The Office of Vocations of the Archdiocese of Los Angeles is proud to present this occasional series of articles on the Formation of Seminarians and the Promotion of Priestly Vocations. These articles will be based primarily on the two guiding documents of the Catholic Church on the Formation of Candidates for the Priesthood:
—Pastoris Dabo Vobis (I Will Give You Shepherds) by Pope John Paul II in 1992 (hereafter referred to as PDV).

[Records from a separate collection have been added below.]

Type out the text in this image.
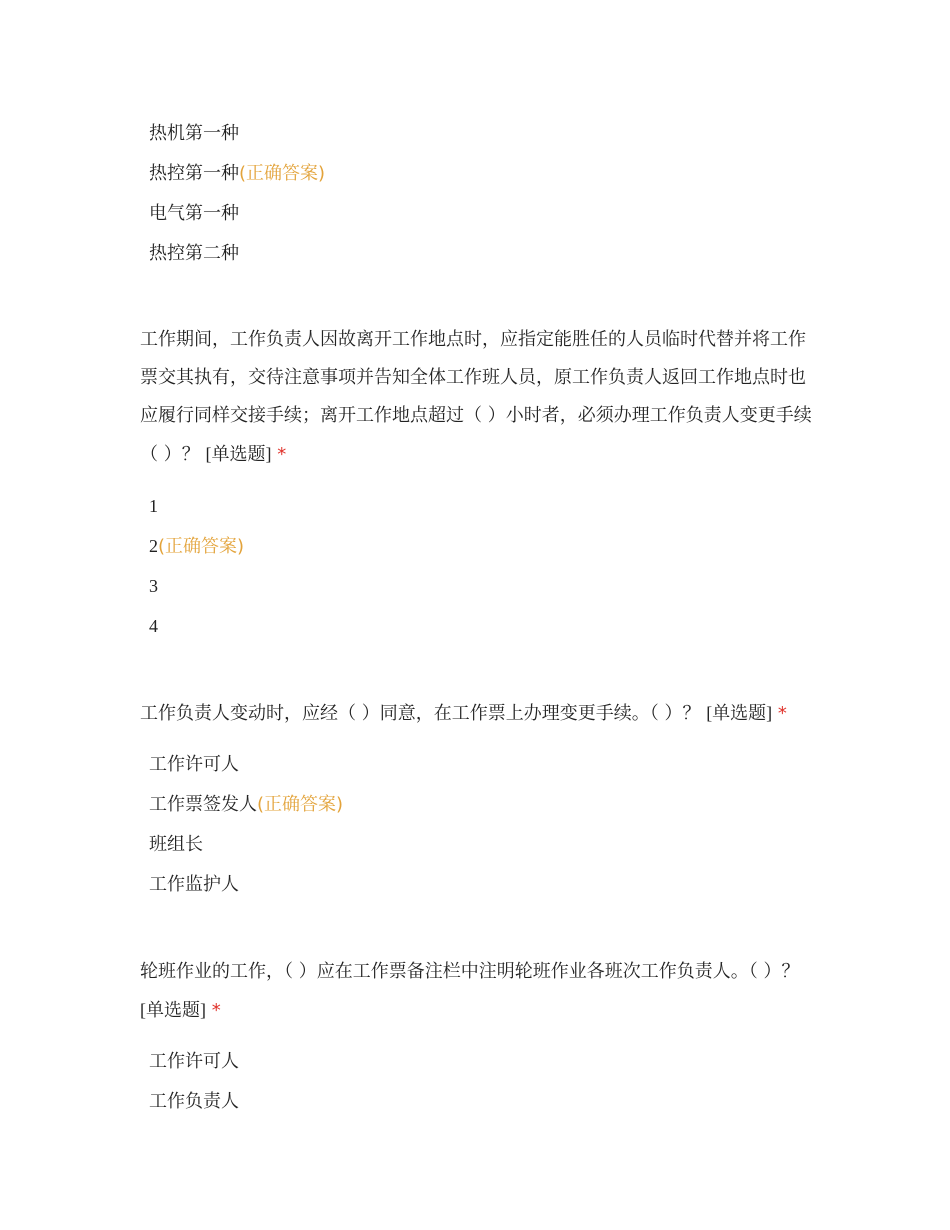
热机第一种
热控第一种(正确答案)
电气第一种
热控第二种

工作期间，工作负责人因故离开工作地点时，应指定能胜任的人员临时代替并将工作票交其执有，交待注意事项并告知全体工作班人员，原工作负责人返回工作地点时也应履行同样交接手续；离开工作地点超过（ ）小时者，必须办理工作负责人变更手续（ ）？ [单选题] *

1
2(正确答案)
3
4

工作负责人变动时，应经（ ）同意，在工作票上办理变更手续。（ ）？ [单选题] *

工作许可人
工作票签发人(正确答案)
班组长
工作监护人

轮班作业的工作，（ ）应在工作票备注栏中注明轮班作业各班次工作负责人。（ ）？ [单选题] *

工作许可人
工作负责人
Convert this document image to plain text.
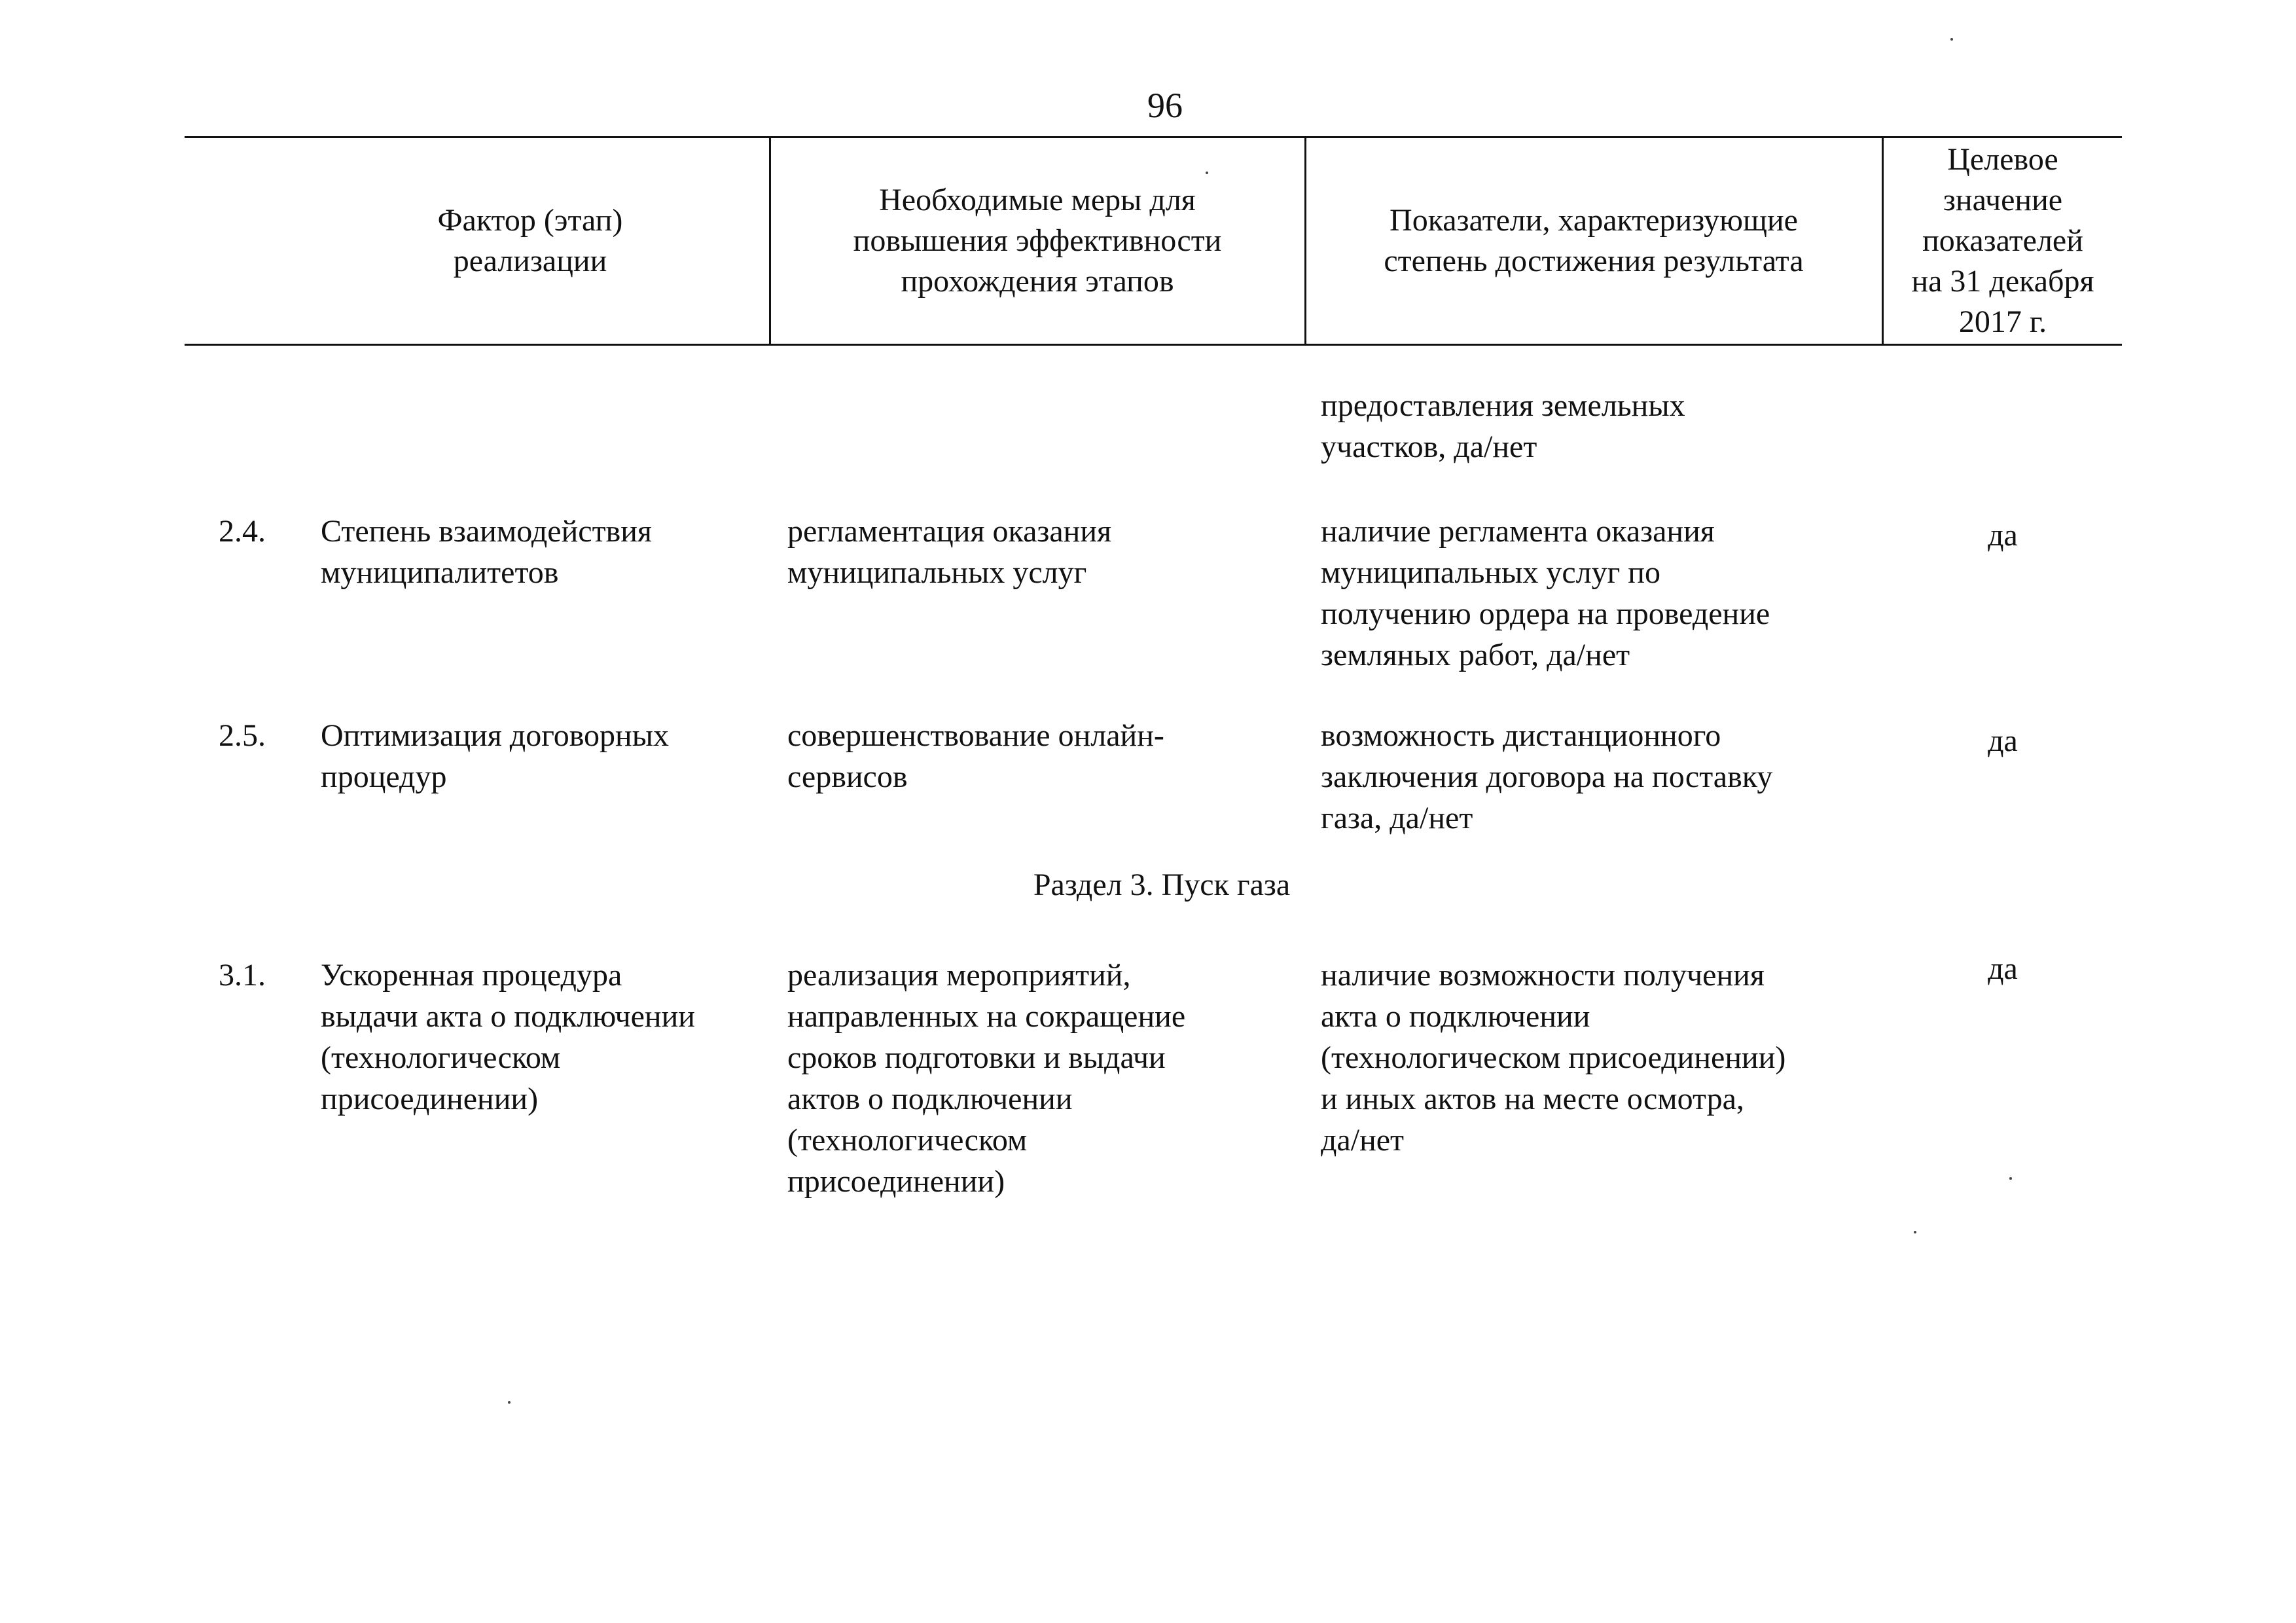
96
Фактор (этап)
реализации
Необходимые меры для
повышения эффективности
прохождения этапов
Показатели, характеризующие
степень достижения результата
Целевое
значение
показателей
на 31 декабря
2017 г.
предоставления земельных
участков, да/нет
2.4. Степень взаимодействия
муниципалитетов
регламентация оказания
муниципальных услуг
наличие регламента оказания
муниципальных услуг по
получению ордера на проведение
земляных работ, да/нет
да
2.5. Оптимизация договорных
процедур
совершенствование онлайн-
сервисов
возможность дистанционного
заключения договора на поставку
газа, да/нет
да
Раздел 3. Пуск газа
3.1. Ускоренная процедура
выдачи акта о подключении
(технологическом
присоединении)
реализация мероприятий,
направленных на сокращение
сроков подготовки и выдачи
актов о подключении
(технологическом
присоединении)
наличие возможности получения
акта о подключении
(технологическом присоединении)
и иных актов на месте осмотра,
да/нет
да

—The Program for Priestly Formation, 5th Edition from the U.S. Conference of Catholic Bishops in 2006 (hereafter referred to as PPF).
These articles will have as their focus the formation of diocesan priests, that is, those whose primary ministry will be to serve as parish priests.
In previous generations here in the U.S., and still in some countries of the world, seminary formation lasted as long as 12 years, often beginning in the high school seminary. Why so long? Precisely because the Church is forming men who will serve as priests for the work of the cura animarum, for the care and salvation of souls. If a physician, a doctor of the body, can study in medical school for six years or more, how much more must a priest, a doctor of the soul, spend in preparation for his priestly ministry?
Thus, the current formation of seminarians generally lasts from seven to nine years: seven for those who have B.A. degree but lack the required credits in undergraduate Philosophy to begin their four years of graduate-level Theology studies; or nine years for those who begin their Philosophy studies as a college freshman.
In the Archdiocese of Los Angeles, Philosophy studies take place through the Juan Diego House of Formation in Gardena, while Pre-Theology and Theology studies take place at St. John’s Seminary in Camarillo.
Far from being a place of purely academic studies, the Seminary — both Juan Diego House (for Philosophy) and St. John’s Seminary (for Theology) — is a time and place of intense and comprehensive formation according to what PDV and the PPF call the Four Pillars (or Dimensions) of Priestly Formation: Human Formation, Intellectual Formation, Spiritual Formation, and Pastoral Formation.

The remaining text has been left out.